Start your first job
This part is now much easier as in principle all you need to do is to run
condor_submit analyze.sub
Submitting job(s)....................
20 job(s) submitted to cluster 210254.
Condor will probably accept your job, but if it tries to run it, it
will most certainly hit a problem and place the jobs in the “hold”
state. You can check this by running condor_q
:
condor_q
-- Schedd: condor1.atlas.local : <10.20.30.16:9618?... @ 05/25/20 05:53:58
OWNER BATCH_NAME SUBMITTED DONE RUN IDLE HOLD TOTAL JOB_IDS
carsten ID: 210254 5/25 05:49 _ _ _ 20 20 210254.0-19
Total for query: 20 jobs; 0 completed, 0 removed, 0 idle, 0 running, 20 held, 0 suspended
Total for carsten: 20 jobs; 0 completed, 0 removed, 0 idle, 0 running, 20 held, 0 suspended
Total for all users: 29362 jobs; 0 completed, 0 removed, 7532 idle, 21810 running, 20 held, 0 suspended
As there is quite a lot of information here, let us focus on the
important bits. Both condor_submit
and condor_q
tell you the
ClusterId
of your jobs (210254
), the latter tool also showing that
there are 20 processes as part of this cluster
210254.0-19
. Unfortunately, all are “on hold”, thus let us
investigate what went wrong:
condor_q -hold 210254.0
-- Schedd: condor1.atlas.local : <10.20.30.16:9618?... @ 05/25/20 06:01:25
ID OWNER HELD_SINCE HOLD_REASON
210254.0 carsten 5/25 05:50 Error from slot1_64@a4606.atlas.local: Failed to open '/work/carsten//Condor/FirstSteps/out/0.out' as standard output: No such file or directory (errno 2)
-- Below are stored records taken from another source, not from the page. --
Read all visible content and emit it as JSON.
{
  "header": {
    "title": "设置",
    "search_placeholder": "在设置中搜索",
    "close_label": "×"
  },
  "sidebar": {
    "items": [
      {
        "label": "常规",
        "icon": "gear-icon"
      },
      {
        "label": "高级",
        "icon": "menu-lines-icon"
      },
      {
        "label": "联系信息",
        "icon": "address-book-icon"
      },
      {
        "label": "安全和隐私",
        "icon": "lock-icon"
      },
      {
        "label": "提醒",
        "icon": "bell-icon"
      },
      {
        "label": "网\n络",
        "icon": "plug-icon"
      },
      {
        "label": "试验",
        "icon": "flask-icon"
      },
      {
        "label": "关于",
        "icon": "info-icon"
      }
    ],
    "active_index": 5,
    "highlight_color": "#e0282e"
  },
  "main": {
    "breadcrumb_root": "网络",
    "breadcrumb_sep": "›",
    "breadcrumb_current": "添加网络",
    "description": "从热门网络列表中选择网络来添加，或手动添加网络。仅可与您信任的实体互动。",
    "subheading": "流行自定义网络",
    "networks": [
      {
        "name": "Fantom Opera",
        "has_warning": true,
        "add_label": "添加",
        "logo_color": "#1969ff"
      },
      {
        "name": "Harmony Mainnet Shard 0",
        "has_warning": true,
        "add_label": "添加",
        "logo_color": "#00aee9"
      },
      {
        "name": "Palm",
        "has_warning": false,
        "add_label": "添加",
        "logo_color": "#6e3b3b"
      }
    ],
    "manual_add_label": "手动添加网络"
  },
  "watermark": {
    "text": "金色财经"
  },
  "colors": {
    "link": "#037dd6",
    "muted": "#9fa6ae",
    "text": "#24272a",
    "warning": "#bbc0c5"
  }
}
Total for query: 1 jobs; 0 completed, 0 removed, 0 idle, 0 running, 1 held, 0 suspended
Total for all users: 29996 jobs; 0 completed, 0 removed, 7559 idle,
22417 running, 20 held, 0 suspended
Luckily, fixing this problem is easy: In our submit file analyze.sub
we told condor to write the stdout and stderr outputs into files under
the directories out
and err
and we simply forgot to create
them. Therefore, let us create these and let condor restart the jobs:
mkdir err out
condor_release 210254
Running condor_q
again, one can see if the jobs are idle, on hold
again or running:
# all jobs are idle:
OWNER BATCH_NAME SUBMITTED DONE RUN IDLE TOTAL JOB_IDS
carsten ID: 210254 5/25 05:49 _ _ 20 20
210254.0-19
# [a short while later]:
OWNER BATCH_NAME SUBMITTED DONE RUN IDLE HOLD TOTAL JOB_IDS
carsten ID: 210254 5/25 05:49 9 11 _ 20 210254.9-19
This means, your jobs have started (and a few have already finished).